I’m excited to have discovered several brilliant female Irish crime writers. Tana French is not alone. These women have a unique perspective on the dynamics and tensions ubiquitous during late 20th century seismic cultural shifts in Ireland and a talent for describing complicated workings of the mind:
Liz Nugent, author of UNRAVELING OLIVER, LYING IN WAIT, and SKIN DEEP. These three powerful and creepy standalone psychological thrillers have won awards in Ireland for both in paper and audio forms. Told from first person point-of-view, the characters are highly complex and believable. I highly recommend the audiobooks.
Dervla McTiernan, debut author of THE RUIN short-listed for the Limerick Literary Festival Kate O’Brien award. A traditional mystery with well-defined characters told in multiple third-person points-of view. The author has a talent for escalating stakes organically and for such vivid storytelling that third person feels like first person. Another great audiobook.
Anna Burns, author of MILKMAN, winner of the Man Booker literary award. Told in first person, the narrator is a young woman living in a Northern Ireland in the 1970’s who is being stalked by the Milkman during a time when murder, suicide, assault and other heinous acts were the unquestioned norm. Another incredible audiobook.
More female Irish crime writers I’m looking forward to reading include Fiona Davis, Alex Barclay, Jane Casey, Sinead Crowley, Jo Spain, Sam Blake, Louise Phillips, Niamh O’Connor, Claire McGowan, Arlene Hunt, Andrea Carter, Andrea Mara, Cat Hogan and Karen Gillece.

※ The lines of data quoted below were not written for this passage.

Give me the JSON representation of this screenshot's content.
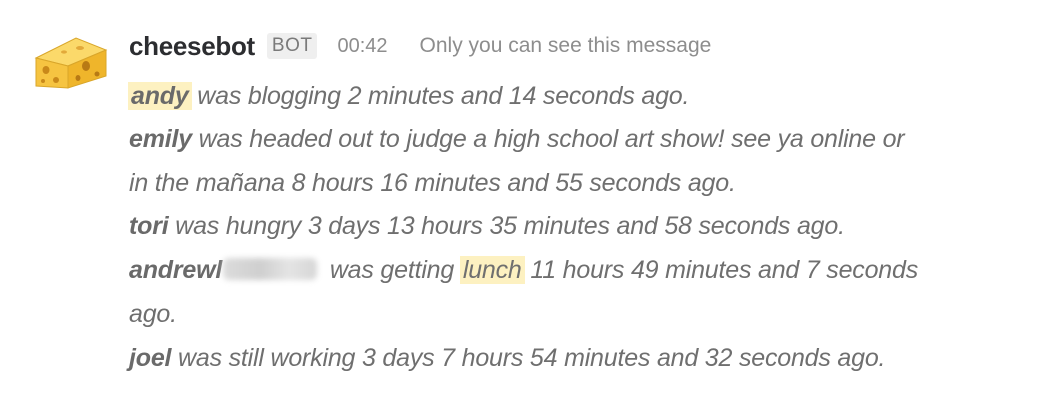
{
  "message": {
    "sender": "cheesebot",
    "badge": "BOT",
    "time": "00:42",
    "visibility": "Only you can see this message",
    "avatar_icon": "cheese-icon",
    "colors": {
      "highlight": "#fdf1c1",
      "cheese": "#f6c441"
    },
    "lines": [
      {
        "name": "andy",
        "text": " was blogging 2 minutes and 14 seconds ago."
      },
      {
        "name": "emily",
        "text": " was headed out to judge a high school art show! see ya online or"
      },
      {
        "text": "in the mañana 8 hours 16 minutes and 55 seconds ago."
      },
      {
        "name": "tori",
        "text": " was hungry 3 days 13 hours 35 minutes and 58 seconds ago."
      },
      {
        "name": "andrewl",
        "text_before": " was getting ",
        "highlight": "lunch",
        "text_after": " 11 hours 49 minutes and 7 seconds"
      },
      {
        "text": "ago."
      },
      {
        "name": "joel",
        "text": " was still working 3 days 7 hours 54 minutes and 32 seconds ago."
      }
    ]
  }
}
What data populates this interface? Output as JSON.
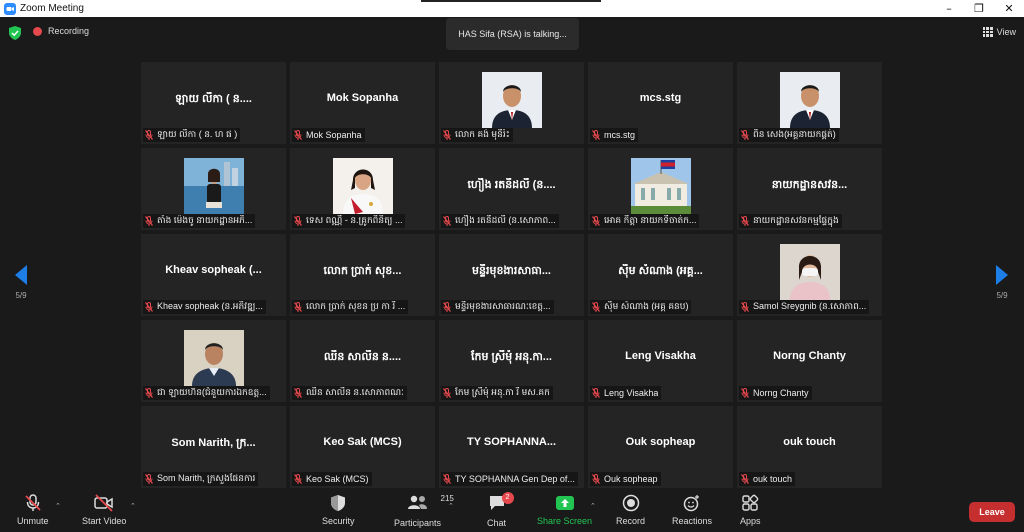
{
  "window": {
    "title": "Zoom Meeting"
  },
  "status": {
    "recording_label": "Recording",
    "talking_text": "HAS Sifa (RSA) is talking...",
    "view_label": "View"
  },
  "pager": {
    "left_label": "5/9",
    "right_label": "5/9"
  },
  "tiles": [
    {
      "big": "ឡាយ លីកា ( ន....",
      "name": "ឡាយ លីកា ( ន. ហ ផ )",
      "photo": false
    },
    {
      "big": "Mok Sopanha",
      "name": "Mok Sopanha",
      "photo": false
    },
    {
      "big": "",
      "name": "លោក គង់ មុនីរ៉ះ",
      "photo": true,
      "photo_icon": "man-in-suit-portrait"
    },
    {
      "big": "mcs.stg",
      "name": "mcs.stg",
      "photo": false
    },
    {
      "big": "",
      "name": "ពិន សេង(អគ្គនាយកផ្គត់)",
      "photo": true,
      "photo_icon": "man-in-suit-portrait"
    },
    {
      "big": "",
      "name": "តាំង ម៉េងចូ នាយកដ្ឋានអភិ...",
      "photo": true,
      "photo_icon": "woman-by-water-photo"
    },
    {
      "big": "",
      "name": "ទេស ពណ្ណី - ន.គ្រូកពិនិត្យ ...",
      "photo": true,
      "photo_icon": "woman-in-uniform-portrait"
    },
    {
      "big": "ហឿង រតនីដលី (ន....",
      "name": "ហឿង រតនីដលី (ន.សោភាព...",
      "photo": false
    },
    {
      "big": "",
      "name": "អោគ កីត្តា នាយកទីចាត់ក...",
      "photo": true,
      "photo_icon": "building-with-flag-photo"
    },
    {
      "big": "នាយកដ្ឋានសវន...",
      "name": "នាយកដ្ឋានសវនកម្មផ្ទៃក្នុង",
      "photo": false
    },
    {
      "big": "Kheav sopheak (...",
      "name": "Kheav sopheak (ន.អភិវឌ្ឍ...",
      "photo": false
    },
    {
      "big": "លោក ប្រាក់ សុខ...",
      "name": "លោក ប្រាក់ សុខន ប្រ កា រី ...",
      "photo": false
    },
    {
      "big": "មន្ទីរមុខងារសាធា...",
      "name": "មន្ទីរមុខងារសាធារណៈខេត្ត...",
      "photo": false
    },
    {
      "big": "ស៊ឹម សំណាង (អគ្គ...",
      "name": "ស៊ឹម សំណាង (អគ្គ គនប)",
      "photo": false
    },
    {
      "big": "",
      "name": "Samol Sreygnib (ន.សោភាព...",
      "photo": true,
      "photo_icon": "woman-with-mask-photo"
    },
    {
      "big": "",
      "name": "ជា ឡាយហ៊ន(ជំនួយការឯកឧត្ត...",
      "photo": true,
      "photo_icon": "man-portrait"
    },
    {
      "big": "ឈឹន សាលីន ន....",
      "name": "ឈឹន សាលីន ន.សោភាពណៈ",
      "photo": false
    },
    {
      "big": "កែម ស្រីមុំ អនុ.កា...",
      "name": "កែម ស្រីមុំ អនុ.កា រី មស.គក",
      "photo": false
    },
    {
      "big": "Leng Visakha",
      "name": "Leng Visakha",
      "photo": false
    },
    {
      "big": "Norng Chanty",
      "name": "Norng Chanty",
      "photo": false
    },
    {
      "big": "Som  Narith, ក្រ...",
      "name": "Som Narith, ក្រសួងផែនការ",
      "photo": false
    },
    {
      "big": "Keo Sak (MCS)",
      "name": "Keo Sak (MCS)",
      "photo": false
    },
    {
      "big": "TY SOPHANNA...",
      "name": "TY SOPHANNA Gen Dep of...",
      "photo": false
    },
    {
      "big": "Ouk sopheap",
      "name": "Ouk sopheap",
      "photo": false
    },
    {
      "big": "ouk touch",
      "name": "ouk touch",
      "photo": false
    }
  ],
  "toolbar": {
    "unmute": "Unmute",
    "start_video": "Start Video",
    "security": "Security",
    "participants": "Participants",
    "participants_count": "215",
    "chat": "Chat",
    "chat_badge": "2",
    "share_screen": "Share Screen",
    "record": "Record",
    "reactions": "Reactions",
    "apps": "Apps",
    "leave": "Leave"
  },
  "colors": {
    "accent": "#1d7ee8",
    "share_green": "#23c552",
    "leave_red": "#c62f2f",
    "muted_red": "#e5484d"
  }
}
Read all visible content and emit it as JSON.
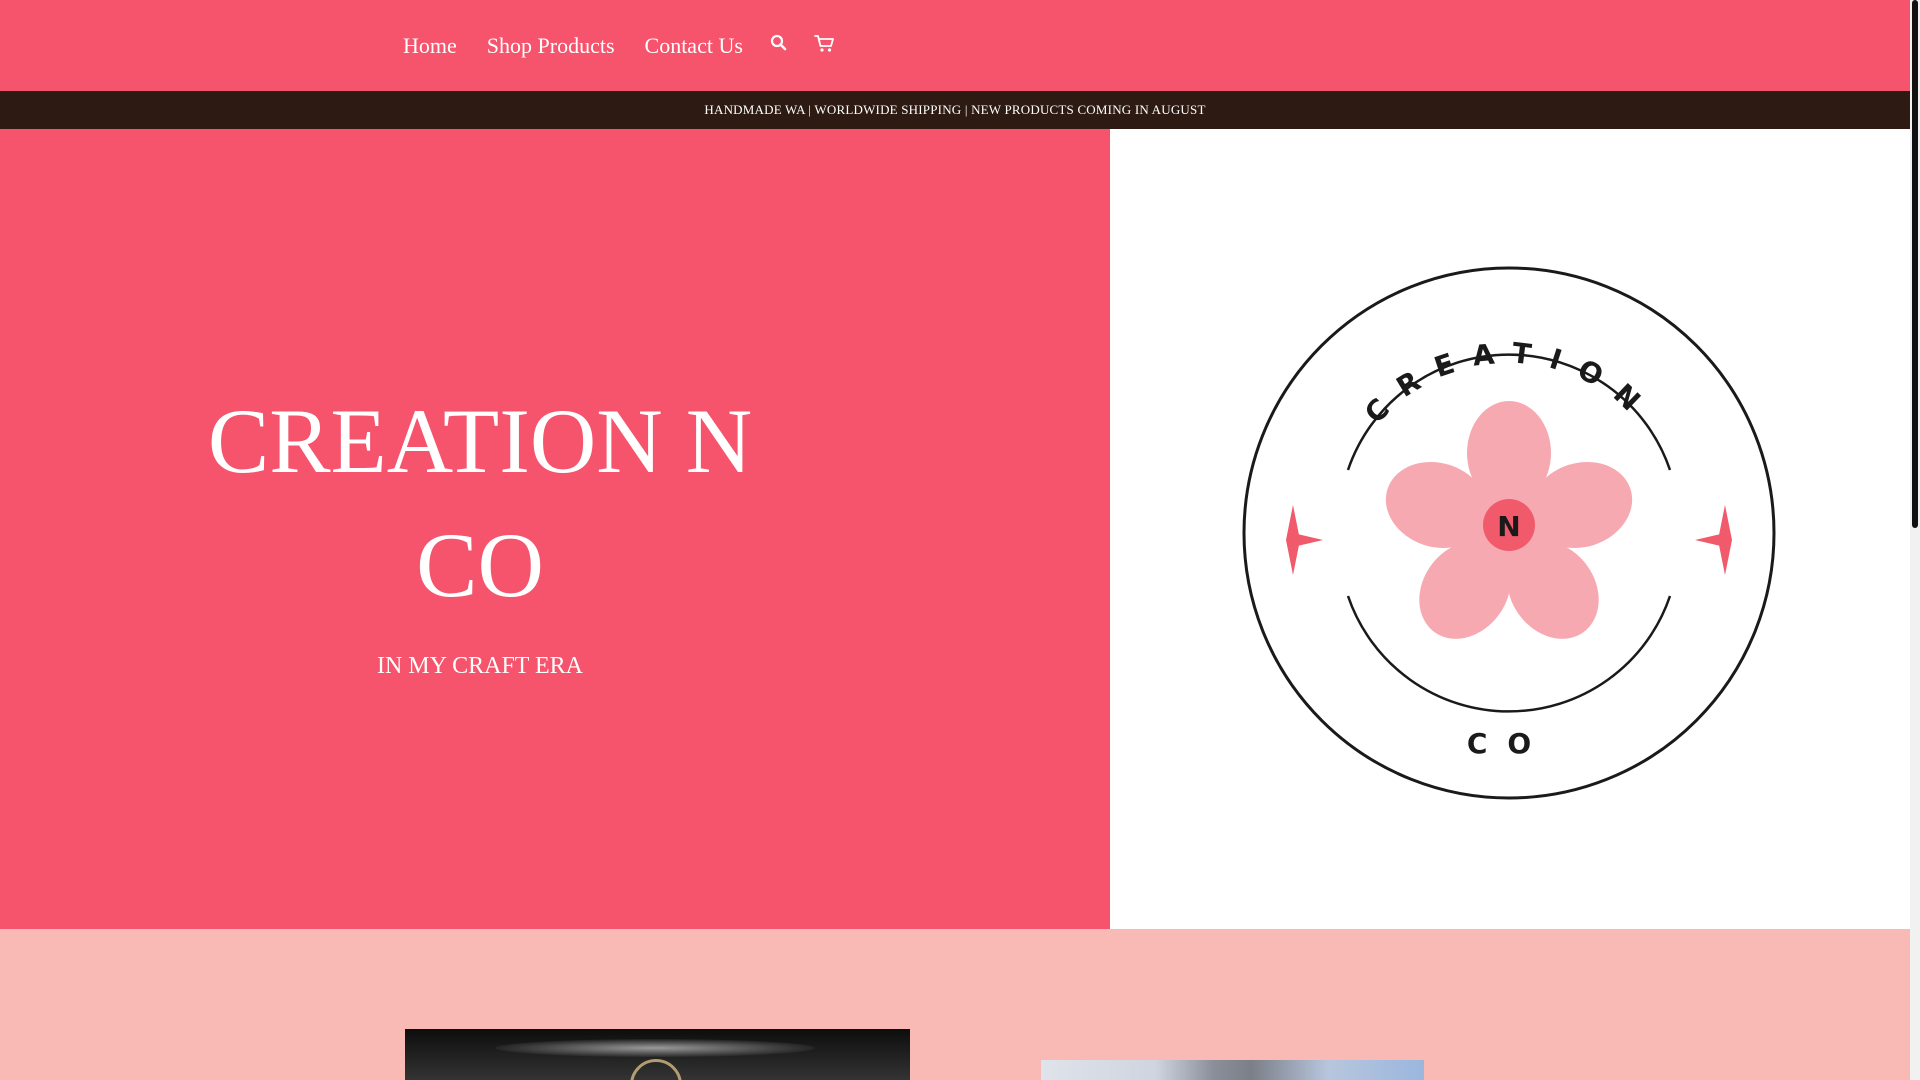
{
  "nav": {
    "items": [
      {
        "label": "Home"
      },
      {
        "label": "Shop Products"
      },
      {
        "label": "Contact Us"
      }
    ],
    "icons": [
      "search-icon",
      "cart-icon"
    ]
  },
  "announcement": "HANDMADE WA | WORLDWIDE SHIPPING | NEW PRODUCTS COMING IN AUGUST",
  "hero": {
    "title": "CREATION N CO",
    "subtitle": "IN MY CRAFT ERA"
  },
  "logo": {
    "top_text": "CREATION",
    "center_letter": "N",
    "bottom_text": "CO"
  },
  "colors": {
    "brand": "#f5546c",
    "announcement_bg": "#2d1a12",
    "section_bg": "#f9b9b5",
    "flower": "#f7a9b1",
    "flower_center": "#f05a6b"
  }
}
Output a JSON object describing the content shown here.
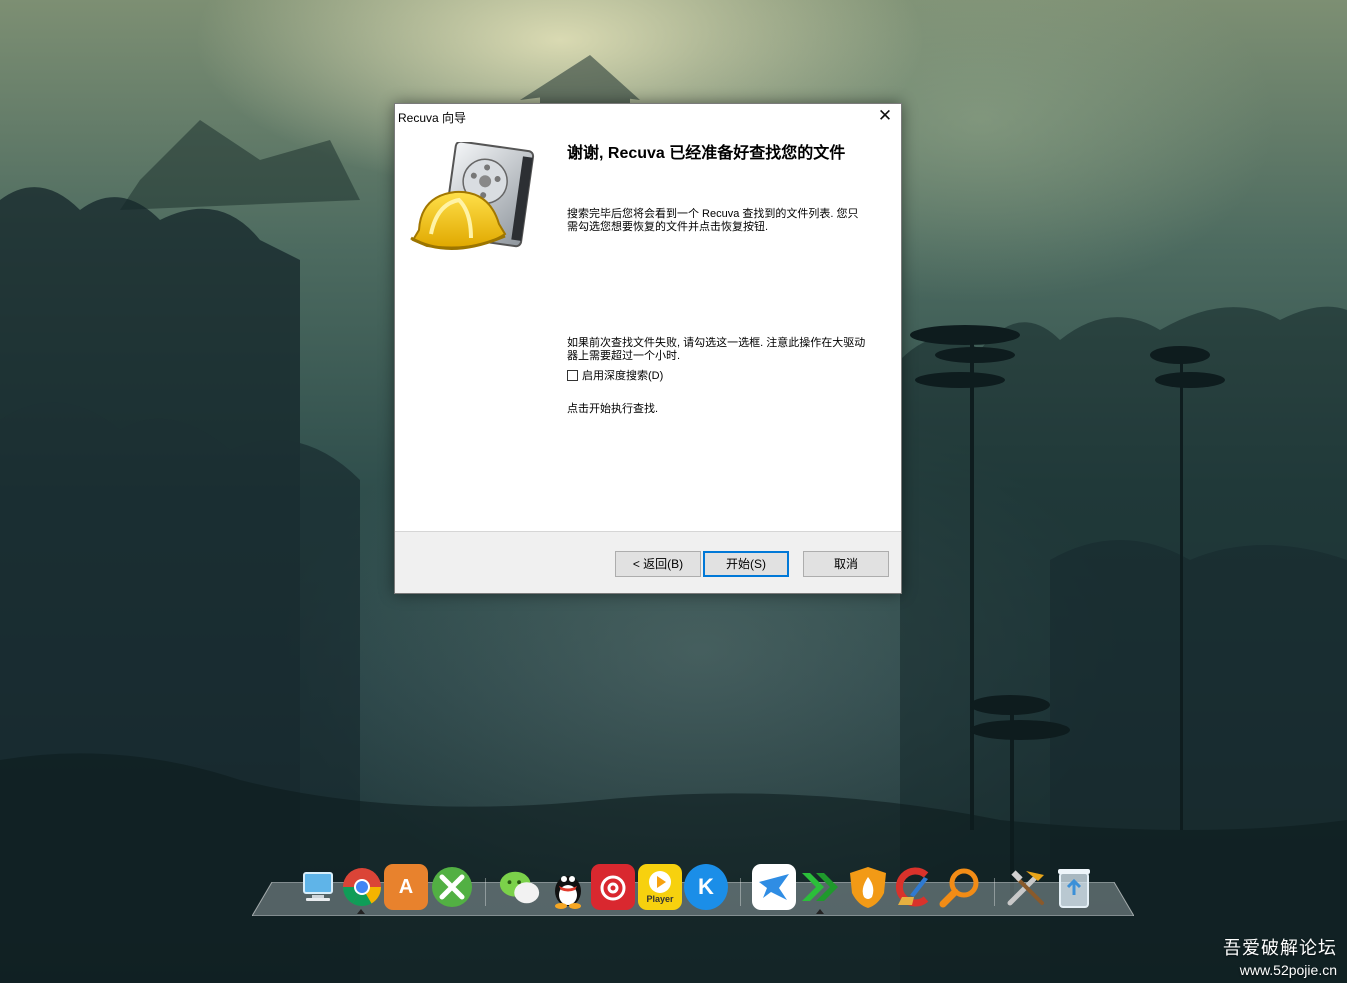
{
  "window": {
    "title": "Recuva 向导",
    "close_glyph": "✕"
  },
  "content": {
    "heading": "谢谢, Recuva 已经准备好查找您的文件",
    "paragraph1": "搜索完毕后您将会看到一个 Recuva 查找到的文件列表. 您只需勾选您想要恢复的文件并点击恢复按钮.",
    "paragraph2": "如果前次查找文件失败, 请勾选这一选框. 注意此操作在大驱动器上需要超过一个小时.",
    "deep_scan_label": "启用深度搜索(D)",
    "deep_scan_checked": false,
    "paragraph3": "点击开始执行查找."
  },
  "buttons": {
    "back": "< 返回(B)",
    "start": "开始(S)",
    "cancel": "取消"
  },
  "dock": {
    "items": [
      {
        "name": "computer-icon",
        "label": ""
      },
      {
        "name": "chrome-icon",
        "label": ""
      },
      {
        "name": "app-store-icon",
        "label": "A"
      },
      {
        "name": "xbox-icon",
        "label": ""
      },
      {
        "name": "wechat-icon",
        "label": ""
      },
      {
        "name": "qq-icon",
        "label": ""
      },
      {
        "name": "netease-music-icon",
        "label": ""
      },
      {
        "name": "player-icon",
        "label": "Player"
      },
      {
        "name": "kugou-icon",
        "label": "K"
      },
      {
        "name": "thunder-icon",
        "label": ""
      },
      {
        "name": "arrow-app-icon",
        "label": ""
      },
      {
        "name": "firewall-icon",
        "label": ""
      },
      {
        "name": "ccleaner-icon",
        "label": ""
      },
      {
        "name": "search-tool-icon",
        "label": ""
      },
      {
        "name": "tools-icon",
        "label": ""
      },
      {
        "name": "recycle-bin-icon",
        "label": ""
      }
    ]
  },
  "watermark": {
    "line1": "吾爱破解论坛",
    "line2": "www.52pojie.cn"
  },
  "colors": {
    "accent": "#0078d7",
    "footer_bg": "#f0f0f0"
  }
}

More great reading. Thanks Keenan.
I love a novel in the Suspense genre. When they are written well, they’re difficult to beat, and I tip my hat to the author who can pull it off.
Not easy to get right, but when you come across a gem, you know it. The book which can do it from start to finish has to be admired.
Robert, I just finished reading The Perfect Stranger, by Megan Miranda, and it was indeed a perfectly suspenseful read.
Of course, I must speak up for the historical thriller! I still remember reading The Key to Rebecca (Ken Follett) and being intrigued by not only the characters and plot line, but by the notion of combining historical events with a thriller plot. (Of course, as a friend of mine once said, one person’s epiphany is another person’s obvious. But for me, years ago, this combination was an epiphany.)
There are so many great historical mysteries/historical thrillers to choose from. It’s a delight for me as a reader, and an honor as a writer to make my own contribution to the sub genre.
Yay! Historical thrillers! I love it when they believably transport me to another time. Non-fiction historical thrillers, also.